The change marks another step forward for Wimbledon’s gender equality – but there’s still more to be done.
If there’s one thing that makes Wimbledon Wimbledon, it’s the traditions. The contrast of the crisp green grass against the white outfits, the militarily precise ball girls and boys and the heaps of strawberries and cream are all part of what makes Wimbledon such a treat.
But Wimbledon also has a few traditions which don’t sit so well with us (and society) nowadays. That’s why – in a big step forward for gender equality – the All England Lawn Tennis Club (AELTC), who are in charge of the championships at Wimbledon, have ruled that female players can no longer be referred to by their marital status by umpires when they win matches.
The move will means that female players will now only be addressed by their last name when they win matches rather than also being referred to as “Miss” or “Mrs” – a privilege previously only given to male players.

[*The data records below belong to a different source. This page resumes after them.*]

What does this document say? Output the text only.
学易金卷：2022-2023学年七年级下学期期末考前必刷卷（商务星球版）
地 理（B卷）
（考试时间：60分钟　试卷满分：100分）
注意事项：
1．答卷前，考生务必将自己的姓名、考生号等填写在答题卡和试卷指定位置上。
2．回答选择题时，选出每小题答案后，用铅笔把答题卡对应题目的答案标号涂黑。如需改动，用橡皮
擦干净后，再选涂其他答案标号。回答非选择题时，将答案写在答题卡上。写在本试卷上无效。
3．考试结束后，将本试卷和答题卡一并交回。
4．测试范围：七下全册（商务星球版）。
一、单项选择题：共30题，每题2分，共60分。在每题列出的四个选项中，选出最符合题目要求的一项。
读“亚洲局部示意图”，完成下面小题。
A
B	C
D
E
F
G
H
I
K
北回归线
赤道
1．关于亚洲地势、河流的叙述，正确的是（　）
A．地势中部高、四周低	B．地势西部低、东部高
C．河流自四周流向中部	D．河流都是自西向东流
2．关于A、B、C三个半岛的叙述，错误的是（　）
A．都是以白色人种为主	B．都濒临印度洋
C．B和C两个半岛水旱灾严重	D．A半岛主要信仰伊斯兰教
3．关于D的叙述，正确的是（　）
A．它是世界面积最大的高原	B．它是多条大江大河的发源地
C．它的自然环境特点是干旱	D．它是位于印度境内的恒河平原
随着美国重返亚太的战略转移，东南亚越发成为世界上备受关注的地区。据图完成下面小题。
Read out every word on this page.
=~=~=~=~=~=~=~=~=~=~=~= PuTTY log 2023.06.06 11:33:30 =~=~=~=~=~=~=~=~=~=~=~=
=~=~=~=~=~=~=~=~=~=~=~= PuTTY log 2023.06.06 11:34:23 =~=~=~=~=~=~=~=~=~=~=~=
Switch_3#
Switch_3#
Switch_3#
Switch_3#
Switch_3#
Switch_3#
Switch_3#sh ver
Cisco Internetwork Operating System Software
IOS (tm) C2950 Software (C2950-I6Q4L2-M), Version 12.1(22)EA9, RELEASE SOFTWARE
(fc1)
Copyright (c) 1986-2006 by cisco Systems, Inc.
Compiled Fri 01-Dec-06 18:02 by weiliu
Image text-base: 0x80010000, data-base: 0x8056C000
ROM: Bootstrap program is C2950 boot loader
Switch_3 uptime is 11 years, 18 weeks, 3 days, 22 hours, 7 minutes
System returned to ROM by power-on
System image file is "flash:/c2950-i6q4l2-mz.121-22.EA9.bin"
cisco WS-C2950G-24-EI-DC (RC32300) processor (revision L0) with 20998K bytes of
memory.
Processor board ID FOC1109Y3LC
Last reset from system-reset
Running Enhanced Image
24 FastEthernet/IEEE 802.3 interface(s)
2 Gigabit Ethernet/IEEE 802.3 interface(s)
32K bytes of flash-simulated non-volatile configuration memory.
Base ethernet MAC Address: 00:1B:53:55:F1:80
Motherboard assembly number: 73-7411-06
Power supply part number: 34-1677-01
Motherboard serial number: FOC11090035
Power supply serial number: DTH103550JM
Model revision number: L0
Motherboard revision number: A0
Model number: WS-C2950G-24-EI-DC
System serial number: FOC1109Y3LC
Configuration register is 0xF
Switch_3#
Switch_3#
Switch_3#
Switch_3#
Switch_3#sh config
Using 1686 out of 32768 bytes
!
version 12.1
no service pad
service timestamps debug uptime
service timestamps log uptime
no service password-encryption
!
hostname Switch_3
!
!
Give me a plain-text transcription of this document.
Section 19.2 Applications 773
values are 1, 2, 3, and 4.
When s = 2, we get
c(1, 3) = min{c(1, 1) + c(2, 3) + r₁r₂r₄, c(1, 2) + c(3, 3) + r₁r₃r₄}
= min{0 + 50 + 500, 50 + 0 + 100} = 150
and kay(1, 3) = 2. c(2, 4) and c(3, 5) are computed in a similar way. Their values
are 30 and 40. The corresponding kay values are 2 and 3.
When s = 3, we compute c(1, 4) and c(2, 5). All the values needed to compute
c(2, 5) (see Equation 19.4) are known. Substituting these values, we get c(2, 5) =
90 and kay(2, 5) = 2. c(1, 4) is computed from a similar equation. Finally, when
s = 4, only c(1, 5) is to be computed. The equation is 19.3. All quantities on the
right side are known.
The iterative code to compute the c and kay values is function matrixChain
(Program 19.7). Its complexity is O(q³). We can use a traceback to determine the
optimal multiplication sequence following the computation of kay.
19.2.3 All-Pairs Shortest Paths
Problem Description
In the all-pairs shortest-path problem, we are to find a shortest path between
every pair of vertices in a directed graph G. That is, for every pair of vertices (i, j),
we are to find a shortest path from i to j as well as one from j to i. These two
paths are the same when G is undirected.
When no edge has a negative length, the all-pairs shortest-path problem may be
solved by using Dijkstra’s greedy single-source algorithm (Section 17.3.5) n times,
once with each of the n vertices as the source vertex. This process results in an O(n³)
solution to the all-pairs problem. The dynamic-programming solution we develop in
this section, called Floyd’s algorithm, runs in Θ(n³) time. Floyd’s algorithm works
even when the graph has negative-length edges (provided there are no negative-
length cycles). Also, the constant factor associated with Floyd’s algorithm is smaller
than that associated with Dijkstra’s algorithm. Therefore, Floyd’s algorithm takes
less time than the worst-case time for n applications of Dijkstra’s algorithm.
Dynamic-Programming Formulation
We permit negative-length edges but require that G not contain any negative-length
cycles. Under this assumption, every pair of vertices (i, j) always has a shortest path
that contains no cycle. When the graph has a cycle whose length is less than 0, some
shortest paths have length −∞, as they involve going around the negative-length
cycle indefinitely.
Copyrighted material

Talking to the Telegraph, Alexandra Willis, who is head of communications, content and digital for the AELTC, said the move was the club’s attempt “to move with the times”.
“Some of the traditions — white clothing, playing on grass — they are our greatest strengths and the things that we do. Others absolutely have to move with the times,” she continued.
“Hopefully we surprise people with the way we do that.”
The move marks another step in the club’s attempt to establish equality between male and female tennis players at Wimbledon. In 2007, the competition became the last of all the Grand Slam events to award equal prize money for both male and female players.
And in 2009, the club made the decision to remove the titles “Miss” and “Mrs” from the tournaments scoreboards, because the equivalent “Mr” had never been used to refer to the men.
However, as always, there is still a lot of work that needs to be done – and with it, a lot of traditions that need to be overturned.
Take the club’s infamous rule for women in the Wimbledon Compendium, for example. Bizarrely, all women who reach the semifinals or finals at Wimbledon are required to have their “marriage history” – their husband’s name, wedding date and location - logged in the compendium, which holds a glossary of the tournament’s history. As you can expect, no similar records are held for the men who reach these stages of the competition.
And despite the good news from this year’s tournament, women will still be referred to as “Miss” and “Mrs” on the champion’s boards – a sign that there’s still a way to go to achieve equality at all stages of the competition.
But all things considered, the traditional tournament has come a long way. Last year, history was made at Wimbledon as more women’s matches were scheduled on the tournament’s show courts than men’s – showing that women’s tennis continues to grow in popularity.
And with the buzz around the tournament’s breakthrough star Coco Gauff continuing to grow, it seems that momentum shows no sign of stopping.